His dying smile rekindled at those final curls, and the longing look she gave them. Or was it the tiniest twitch of her fingers against his, which had so longed to run themselves through those curls?

"Molly Hooper, of all my many, many companions," he declared, "you are the one that matters most to me. The one I trust, completely, with not only my life - those exquisite millenary skills of yours, need I remind you, have stitched up several wounds with barely a scar left to show the location of the original injury! - but with…well, I'd say with my hearts, but that probably wouldn't sound right to your ears. So we'll say…with my love."

Molly's eyes widened further and her breath caught in her throat, choking her so she could barely speak. But speak she did, the wonder in her eyes just as visible in her words. "You…you love me?"

"I love you," he affirmed. "And if you'll have me, I'll marry you right here and right now, in the presence of these very patient friends of yours - and," he added when the sound of a disgruntled harrumph sounded from the crowd (Doctor Watson, she believed), "mine as well, for some inexplicable reason."

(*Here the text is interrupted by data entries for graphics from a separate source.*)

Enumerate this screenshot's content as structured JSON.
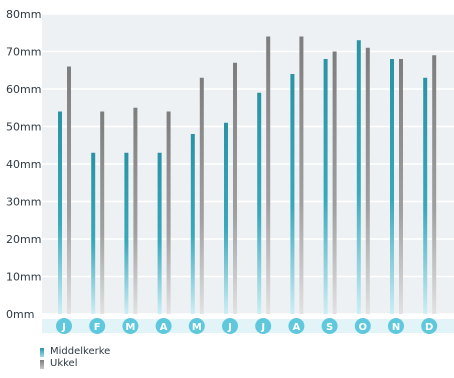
{
  "chart_data": {
    "type": "bar",
    "ylim": [
      0,
      80
    ],
    "yticks": [
      "0mm",
      "10mm",
      "20mm",
      "30mm",
      "40mm",
      "50mm",
      "60mm",
      "70mm",
      "80mm"
    ],
    "categories": [
      "J",
      "F",
      "M",
      "A",
      "M",
      "J",
      "J",
      "A",
      "S",
      "O",
      "N",
      "D"
    ],
    "series": [
      {
        "name": "Middelkerke",
        "color": "#2a93a6",
        "values": [
          54,
          43,
          43,
          43,
          48,
          51,
          59,
          64,
          68,
          73,
          68,
          63
        ]
      },
      {
        "name": "Ukkel",
        "color": "#8a8a8a",
        "values": [
          66,
          54,
          55,
          54,
          63,
          67,
          74,
          74,
          70,
          71,
          68,
          69
        ]
      }
    ],
    "legend": "bottom-left",
    "grid": true
  },
  "colors": {
    "plot_bg": "#eef1f3",
    "month_circle": "#5fc8dd",
    "axis_bar": "#6cc9dc"
  }
}
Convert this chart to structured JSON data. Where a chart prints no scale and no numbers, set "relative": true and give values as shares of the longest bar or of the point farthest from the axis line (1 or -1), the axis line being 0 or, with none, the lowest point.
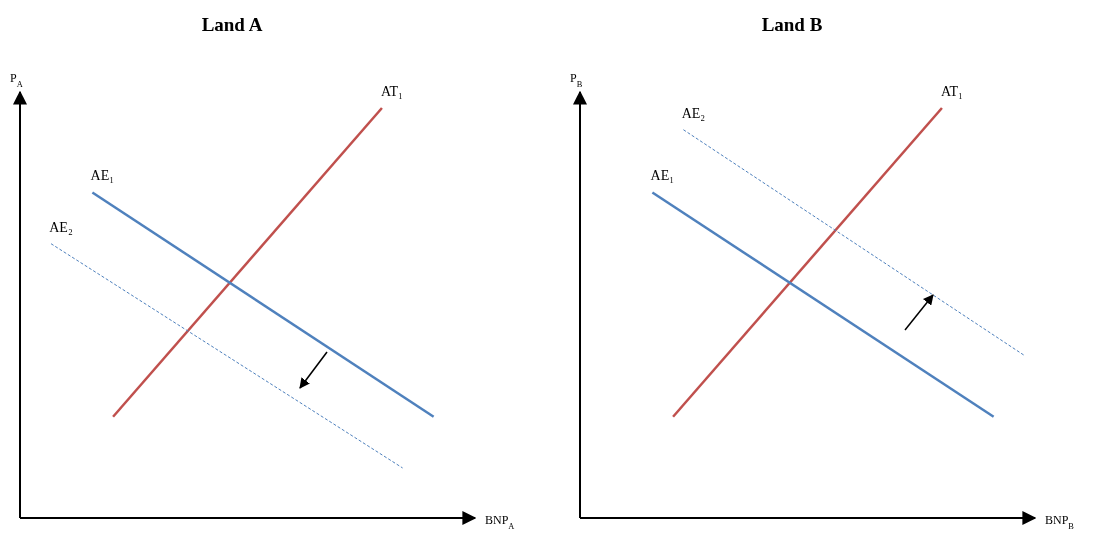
{
  "chart_data": [
    {
      "type": "line",
      "title": "Land A",
      "xlabel": "BNP$_{A}$",
      "ylabel": "P$_{A}$",
      "relative": true,
      "categories": [
        null,
        null,
        null,
        null,
        null,
        null,
        null,
        null,
        null,
        null,
        null,
        null,
        null,
        null,
        null,
        null,
        null,
        null,
        null,
        null,
        null,
        null,
        null,
        null,
        null,
        null,
        null,
        null,
        null,
        null,
        null,
        null,
        null,
        null,
        null,
        null,
        null,
        null,
        null,
        null,
        null,
        null,
        null,
        null,
        null
      ],
      "series": [
        {
          "name": "AT₁",
          "color": "#c0504d",
          "line_style": "solid",
          "values": [
            null,
            null,
            null,
            null,
            null,
            null,
            null,
            null,
            null,
            0.247,
            null,
            null,
            null,
            null,
            null,
            null,
            null,
            null,
            null,
            null,
            null,
            null,
            null,
            null,
            null,
            null,
            null,
            null,
            null,
            null,
            null,
            null,
            null,
            null,
            null,
            1,
            null,
            null,
            null,
            null,
            null,
            null,
            null,
            null,
            null
          ]
        },
        {
          "name": "AE₁",
          "color": "#4f81bd",
          "line_style": "solid",
          "values": [
            null,
            null,
            null,
            null,
            null,
            null,
            null,
            0.794,
            null,
            null,
            null,
            null,
            null,
            null,
            null,
            null,
            null,
            null,
            null,
            null,
            null,
            null,
            null,
            null,
            null,
            null,
            null,
            null,
            null,
            null,
            null,
            null,
            null,
            null,
            null,
            null,
            null,
            null,
            null,
            null,
            0.247,
            null,
            null,
            null,
            null
          ]
        },
        {
          "name": "AE₂",
          "color": "#4f81bd",
          "line_style": "dashed",
          "values": [
            null,
            null,
            null,
            0.669,
            null,
            null,
            null,
            null,
            null,
            null,
            null,
            null,
            null,
            null,
            null,
            null,
            null,
            null,
            null,
            null,
            null,
            null,
            null,
            null,
            null,
            null,
            null,
            null,
            null,
            null,
            null,
            null,
            null,
            null,
            null,
            null,
            null,
            0.122,
            null,
            null,
            null,
            null,
            null,
            null,
            null
          ]
        }
      ]
    },
    {
      "type": "line",
      "title": "Land B",
      "xlabel": "BNP$_{B}$",
      "ylabel": "P$_{B}$",
      "relative": true,
      "categories": [
        null,
        null,
        null,
        null,
        null,
        null,
        null,
        null,
        null,
        null,
        null,
        null,
        null,
        null,
        null,
        null,
        null,
        null,
        null,
        null,
        null,
        null,
        null,
        null,
        null,
        null,
        null,
        null,
        null,
        null,
        null,
        null,
        null,
        null,
        null,
        null,
        null,
        null,
        null,
        null,
        null,
        null,
        null,
        null,
        null
      ],
      "series": [
        {
          "name": "AT₁",
          "color": "#c0504d",
          "line_style": "solid",
          "values": [
            null,
            null,
            null,
            null,
            null,
            null,
            null,
            null,
            null,
            0.247,
            null,
            null,
            null,
            null,
            null,
            null,
            null,
            null,
            null,
            null,
            null,
            null,
            null,
            null,
            null,
            null,
            null,
            null,
            null,
            null,
            null,
            null,
            null,
            null,
            null,
            1,
            null,
            null,
            null,
            null,
            null,
            null,
            null,
            null,
            null
          ]
        },
        {
          "name": "AE₁",
          "color": "#4f81bd",
          "line_style": "solid",
          "values": [
            null,
            null,
            null,
            null,
            null,
            null,
            null,
            0.794,
            null,
            null,
            null,
            null,
            null,
            null,
            null,
            null,
            null,
            null,
            null,
            null,
            null,
            null,
            null,
            null,
            null,
            null,
            null,
            null,
            null,
            null,
            null,
            null,
            null,
            null,
            null,
            null,
            null,
            null,
            null,
            null,
            0.247,
            null,
            null,
            null,
            null
          ]
        },
        {
          "name": "AE₂",
          "color": "#4f81bd",
          "line_style": "dashed",
          "values": [
            null,
            null,
            null,
            null,
            null,
            null,
            null,
            null,
            null,
            null,
            0.947,
            null,
            null,
            null,
            null,
            null,
            null,
            null,
            null,
            null,
            null,
            null,
            null,
            null,
            null,
            null,
            null,
            null,
            null,
            null,
            null,
            null,
            null,
            null,
            null,
            null,
            null,
            null,
            null,
            null,
            null,
            null,
            null,
            0.396,
            null
          ]
        }
      ]
    }
  ]
}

Unable to speak for fear of loosing the flood of joyful tears she felt gathering at the corners of her eyes, Molly nodded, then nodded again, letting a gasp of laughter as Sherlock whooped and pulled her into his arms, swinging her round and round until setting her back, somewhat unsteadily on her feet. "You hear that, you lot? She'll have me!" he called out.

Amidst the cheers and applause that erupted at his words, he pulled her closer, arms encircling her and eyes shining with an emotion she'd never have believed him capable of feeling - not for her, plain and simple little Molly Hooper from Earth. But as his lips claimed hers in the first of many kisses they were to share throughout a lifetime together, all she could think was, "Perhaps not so plain and simple after all."